"Real meaning of life...stuff" - Daniel Jackson
Tuesday, September 25, 2007

 “I think the authorities and officials of the university should practice a little more listening to other points of view and listen to things they don’t like to hear.”

                   --crazy-ass theocrat from someone else's country.

Sorry, Ahmadinejad...so very sorry you didn't get the warm, polite reception that you felt you deserved.

It's true, you were an invited speaker, and it's true that the audience should give your thoughts and ideas all the credit they deserve.

Guess what?  They did.  booyah.

Thing is, we've go our own crazy-assed theocrats over here to deny the Holocaust for us, and re-write history and re-define "science" and pave over the homosexuals while simultaneously blaming them for everything that goes wrong...

...and we have to play nice while our politicians make kissy-face with them on the T.V. and act all polite and respectful and not gag openly.

So, why don't you go home and run your little country while we try to keep control of ours?
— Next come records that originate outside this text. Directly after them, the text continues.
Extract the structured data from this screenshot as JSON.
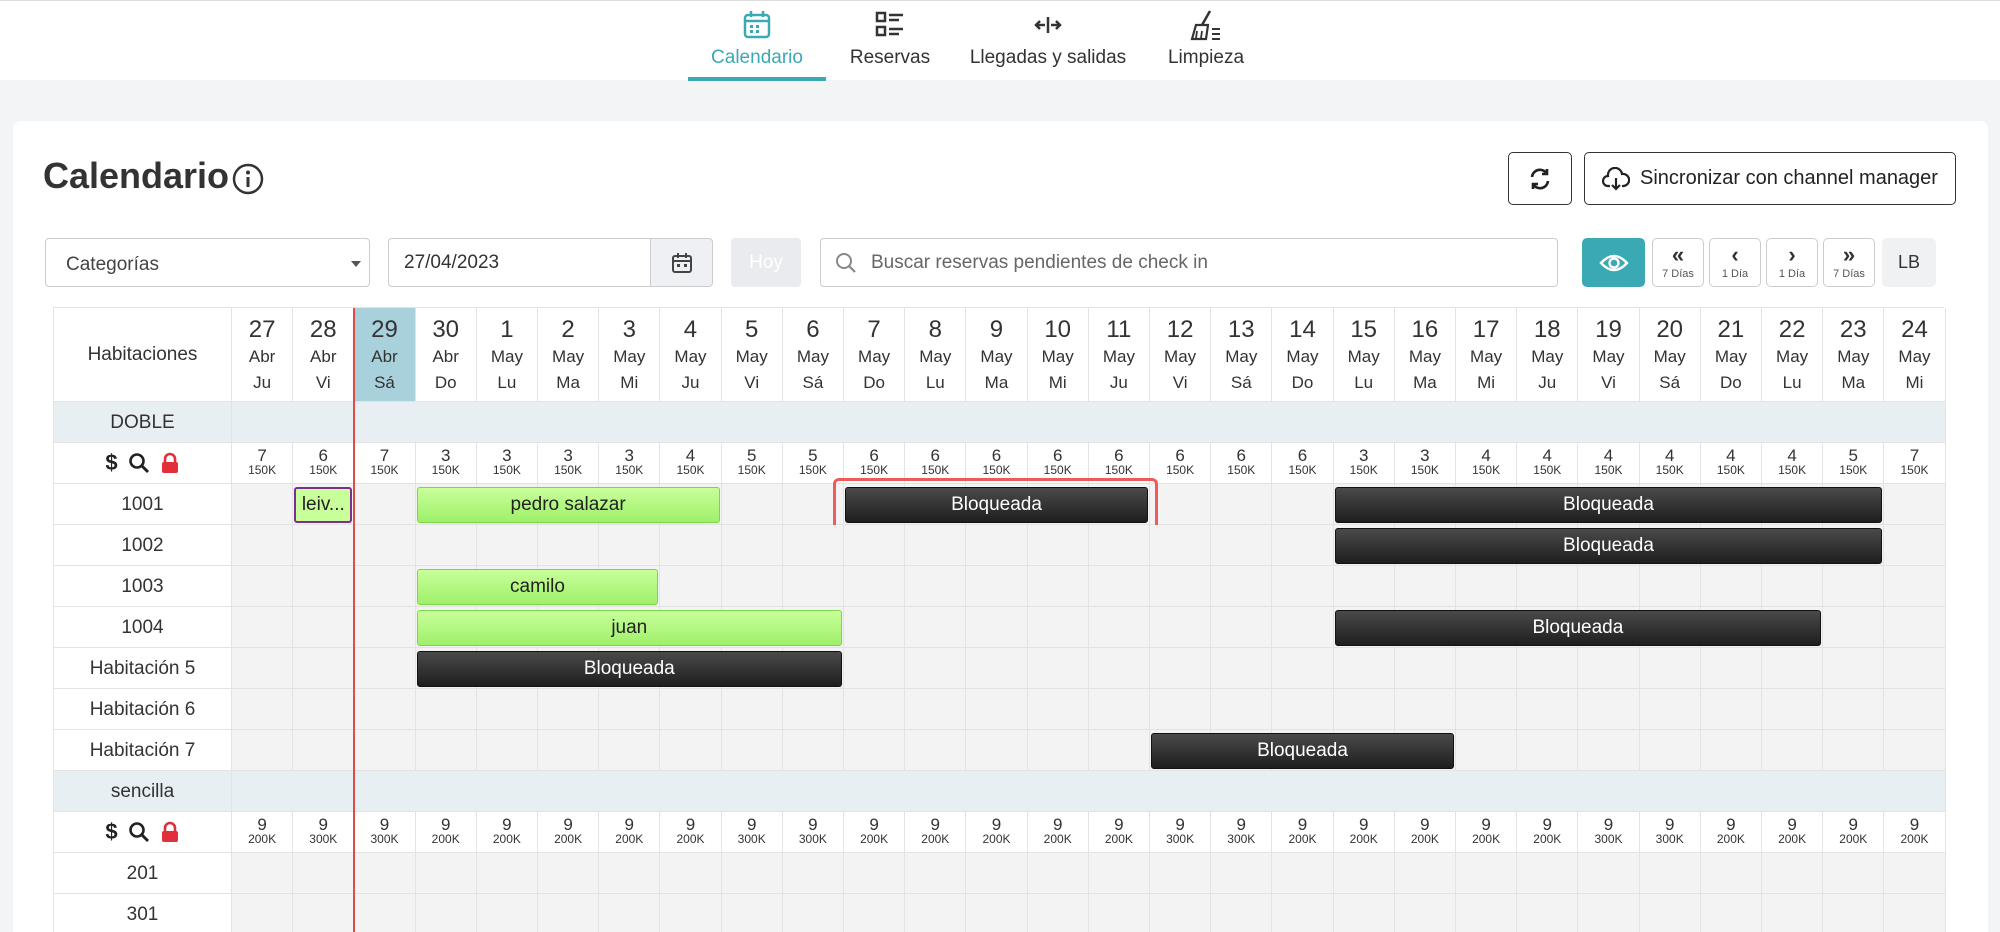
{
  "nav": {
    "tabs": [
      {
        "label": "Calendario",
        "icon": "calendar-icon",
        "active": true
      },
      {
        "label": "Reservas",
        "icon": "list-icon",
        "active": false
      },
      {
        "label": "Llegadas y salidas",
        "icon": "arrows-icon",
        "active": false
      },
      {
        "label": "Limpieza",
        "icon": "broom-icon",
        "active": false
      }
    ]
  },
  "page": {
    "title": "Calendario",
    "sync_label": "Sincronizar con channel manager"
  },
  "filters": {
    "category_value": "Categorías",
    "date_value": "27/04/2023",
    "today_label": "Hoy",
    "search_placeholder": "Buscar reservas pendientes de check in",
    "nav_buttons": [
      {
        "arrow": "«",
        "sub": "7 Días"
      },
      {
        "arrow": "‹",
        "sub": "1 Día"
      },
      {
        "arrow": "›",
        "sub": "1 Día"
      },
      {
        "arrow": "»",
        "sub": "7 Días"
      }
    ],
    "lb_label": "LB"
  },
  "calendar": {
    "header_label": "Habitaciones",
    "today_index": 2,
    "days": [
      {
        "num": "27",
        "mon": "Abr",
        "wd": "Ju"
      },
      {
        "num": "28",
        "mon": "Abr",
        "wd": "Vi"
      },
      {
        "num": "29",
        "mon": "Abr",
        "wd": "Sá"
      },
      {
        "num": "30",
        "mon": "Abr",
        "wd": "Do"
      },
      {
        "num": "1",
        "mon": "May",
        "wd": "Lu"
      },
      {
        "num": "2",
        "mon": "May",
        "wd": "Ma"
      },
      {
        "num": "3",
        "mon": "May",
        "wd": "Mi"
      },
      {
        "num": "4",
        "mon": "May",
        "wd": "Ju"
      },
      {
        "num": "5",
        "mon": "May",
        "wd": "Vi"
      },
      {
        "num": "6",
        "mon": "May",
        "wd": "Sá"
      },
      {
        "num": "7",
        "mon": "May",
        "wd": "Do"
      },
      {
        "num": "8",
        "mon": "May",
        "wd": "Lu"
      },
      {
        "num": "9",
        "mon": "May",
        "wd": "Ma"
      },
      {
        "num": "10",
        "mon": "May",
        "wd": "Mi"
      },
      {
        "num": "11",
        "mon": "May",
        "wd": "Ju"
      },
      {
        "num": "12",
        "mon": "May",
        "wd": "Vi"
      },
      {
        "num": "13",
        "mon": "May",
        "wd": "Sá"
      },
      {
        "num": "14",
        "mon": "May",
        "wd": "Do"
      },
      {
        "num": "15",
        "mon": "May",
        "wd": "Lu"
      },
      {
        "num": "16",
        "mon": "May",
        "wd": "Ma"
      },
      {
        "num": "17",
        "mon": "May",
        "wd": "Mi"
      },
      {
        "num": "18",
        "mon": "May",
        "wd": "Ju"
      },
      {
        "num": "19",
        "mon": "May",
        "wd": "Vi"
      },
      {
        "num": "20",
        "mon": "May",
        "wd": "Sá"
      },
      {
        "num": "21",
        "mon": "May",
        "wd": "Do"
      },
      {
        "num": "22",
        "mon": "May",
        "wd": "Lu"
      },
      {
        "num": "23",
        "mon": "May",
        "wd": "Ma"
      },
      {
        "num": "24",
        "mon": "May",
        "wd": "Mi"
      }
    ],
    "categories": [
      {
        "name": "DOBLE",
        "availability": [
          "7",
          "6",
          "7",
          "3",
          "3",
          "3",
          "3",
          "4",
          "5",
          "5",
          "6",
          "6",
          "6",
          "6",
          "6",
          "6",
          "6",
          "6",
          "3",
          "3",
          "4",
          "4",
          "4",
          "4",
          "4",
          "4",
          "5",
          "7"
        ],
        "prices": [
          "150K",
          "150K",
          "150K",
          "150K",
          "150K",
          "150K",
          "150K",
          "150K",
          "150K",
          "150K",
          "150K",
          "150K",
          "150K",
          "150K",
          "150K",
          "150K",
          "150K",
          "150K",
          "150K",
          "150K",
          "150K",
          "150K",
          "150K",
          "150K",
          "150K",
          "150K",
          "150K",
          "150K"
        ],
        "rooms": [
          {
            "name": "1001",
            "reservations": [
              {
                "label": "leiv...",
                "start": 1,
                "span": 1,
                "style": "purple"
              },
              {
                "label": "pedro salazar",
                "start": 3,
                "span": 5,
                "style": "green"
              },
              {
                "label": "Bloqueada",
                "start": 10,
                "span": 5,
                "style": "black",
                "highlight": true
              },
              {
                "label": "Bloqueada",
                "start": 18,
                "span": 9,
                "style": "black"
              }
            ]
          },
          {
            "name": "1002",
            "reservations": [
              {
                "label": "Bloqueada",
                "start": 18,
                "span": 9,
                "style": "black"
              }
            ]
          },
          {
            "name": "1003",
            "reservations": [
              {
                "label": "camilo",
                "start": 3,
                "span": 4,
                "style": "green"
              }
            ]
          },
          {
            "name": "1004",
            "reservations": [
              {
                "label": "juan",
                "start": 3,
                "span": 7,
                "style": "green"
              },
              {
                "label": "Bloqueada",
                "start": 18,
                "span": 8,
                "style": "black"
              }
            ]
          },
          {
            "name": "Habitación 5",
            "reservations": [
              {
                "label": "Bloqueada",
                "start": 3,
                "span": 7,
                "style": "black"
              }
            ]
          },
          {
            "name": "Habitación 6",
            "reservations": []
          },
          {
            "name": "Habitación 7",
            "reservations": [
              {
                "label": "Bloqueada",
                "start": 15,
                "span": 5,
                "style": "black"
              }
            ]
          }
        ]
      },
      {
        "name": "sencilla",
        "availability": [
          "9",
          "9",
          "9",
          "9",
          "9",
          "9",
          "9",
          "9",
          "9",
          "9",
          "9",
          "9",
          "9",
          "9",
          "9",
          "9",
          "9",
          "9",
          "9",
          "9",
          "9",
          "9",
          "9",
          "9",
          "9",
          "9",
          "9",
          "9"
        ],
        "prices": [
          "200K",
          "300K",
          "300K",
          "200K",
          "200K",
          "200K",
          "200K",
          "200K",
          "300K",
          "300K",
          "200K",
          "200K",
          "200K",
          "200K",
          "200K",
          "300K",
          "300K",
          "200K",
          "200K",
          "200K",
          "200K",
          "200K",
          "300K",
          "300K",
          "200K",
          "200K",
          "200K",
          "200K"
        ],
        "rooms": [
          {
            "name": "201",
            "reservations": []
          },
          {
            "name": "301",
            "reservations": []
          }
        ]
      }
    ]
  },
  "colors": {
    "accent": "#3ba9b3",
    "today_bg": "#a9d1dc",
    "lock": "#e0303a",
    "highlight": "#ef5b5b"
  }
}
Tuesday, September 25, 2007 8:55:47 PM (Central Standard Time, UTC-06:00) | Comments [6] |  | #
Wednesday, September 26, 2007 6:17:46 AM (Central Standard Time, UTC-06:00)
I agree that he's a whack job, but it seems like he was set up in an ambush. If he knew he was going to be in a debate in front of a unfriendly crowd, he might have reconsidered and at least not been surprised with the reaction he received. If I receive requests to speak, I generally assume a majority of the audience actually wants to hear what I have to say...
Wednesday, September 26, 2007 6:51:00 AM (Central Standard Time, UTC-06:00)
Did he receive a request to speak? Or was it he who made the request?

Perhaps he has misjudged our collegiate youth. Perhaps they are not the "useful idiots" he thought them to be...
Mark
Wednesday, September 26, 2007 7:28:31 AM (Central Standard Time, UTC-06:00)
Dracut,

I wouldn't expect ANY students to sit by and clap politely while someone dredged up old denialist cannards to say the holocaust never happened. It's amazing to me that he would expect that recaction in an academic setting.

Even Ann Coulter hasn't tried holocaust denial (yet). And she doesn't get a free pass on her hatefulness when she's invited to speak.

I don't think Ahmadinejad himself was attacked. It was his ideas that were derided and mocked. You shouldn't go to a university with worn out old and repeatedly discredited ideological rubbish and expect to be treated with kid gloves.

Mark,

It is easy to see why he would think that, though, with the "liberal media" falling all over themselves to tell everyone what limp-noodle mindless liberals the effete intellectual elite are.
Teresa
Wednesday, September 26, 2007 9:08:00 AM (Central Standard Time, UTC-06:00)
The interview with him was quite surreal. The questions were basically just White House talking points, and his answers talked around the questions in a rather mealy-mouthed way rather than smacking them down. It was as though interviewer and interviewee were competing to see who could out-weasel the other.
Friday, September 28, 2007 7:23:55 AM (Central Standard Time, UTC-06:00)
I'm glad that he came. I think that it is important to hear "the enemy's" point of view, directly from said person. That way, we can know whether we hate him because we're told to or because of what he actually has to say.

I think that everyone has the right to say what they want to. However, this goes both ways. Ahmadinejad should be listened to by those attending his speech (attendees needn't clap when they disagree). Then he should be soundly rebutted when he says something that doesn't hold up to scrutiny or that encourages hate. That's the way that free speech and dialog work best, I think.
Friday, September 28, 2007 8:01:52 AM (Central Standard Time, UTC-06:00)
Karen,

One of the things I've observed about the ideas he promotes, however, is that they are extremely resistant to debate. Not because they are sound ideas, but because they are based on an outright opposition to logic, fact, and even reason.

Denialism is not debate. In fact, it is completely in opposition to debate...as the debates have already happened, and they are re-initializing debate without providing new information. They are merely re-arrainging their rhetoric.

Holocaust denial, global climate change denial, Evolution denial, etc. Are fundimentally antithetical to debate. It's one side sticking it's fingers in it's ears when it's explained to them that they are losing the "debate" over and over again, because they just keep the same arguments over and over (occasionally changing vocabulary, but not substance)...and then crying "foul" when the other side says they don't want to play anymore.

It is true that it is good that he was able to come where we could hear for ourselves the things he says and judge them...but unless he has some new knowledge or scholorship to bring to the issues, I don't think that "dabate" is a correct term for what would happen.

It just gives unearned legitamacy to the ideas. Let him come, let him speak, but don't pretend it's a debate, and don't force the students and faculty to show respect for something that isn't debate, but is instead simply a recitation of ideas and arguments that have already been thoroughly, repeatedly, and soundly discredited, add nothing new to the argument, and supply the foundation for a social doctrine that promotes the idea of racial warfare and genocide.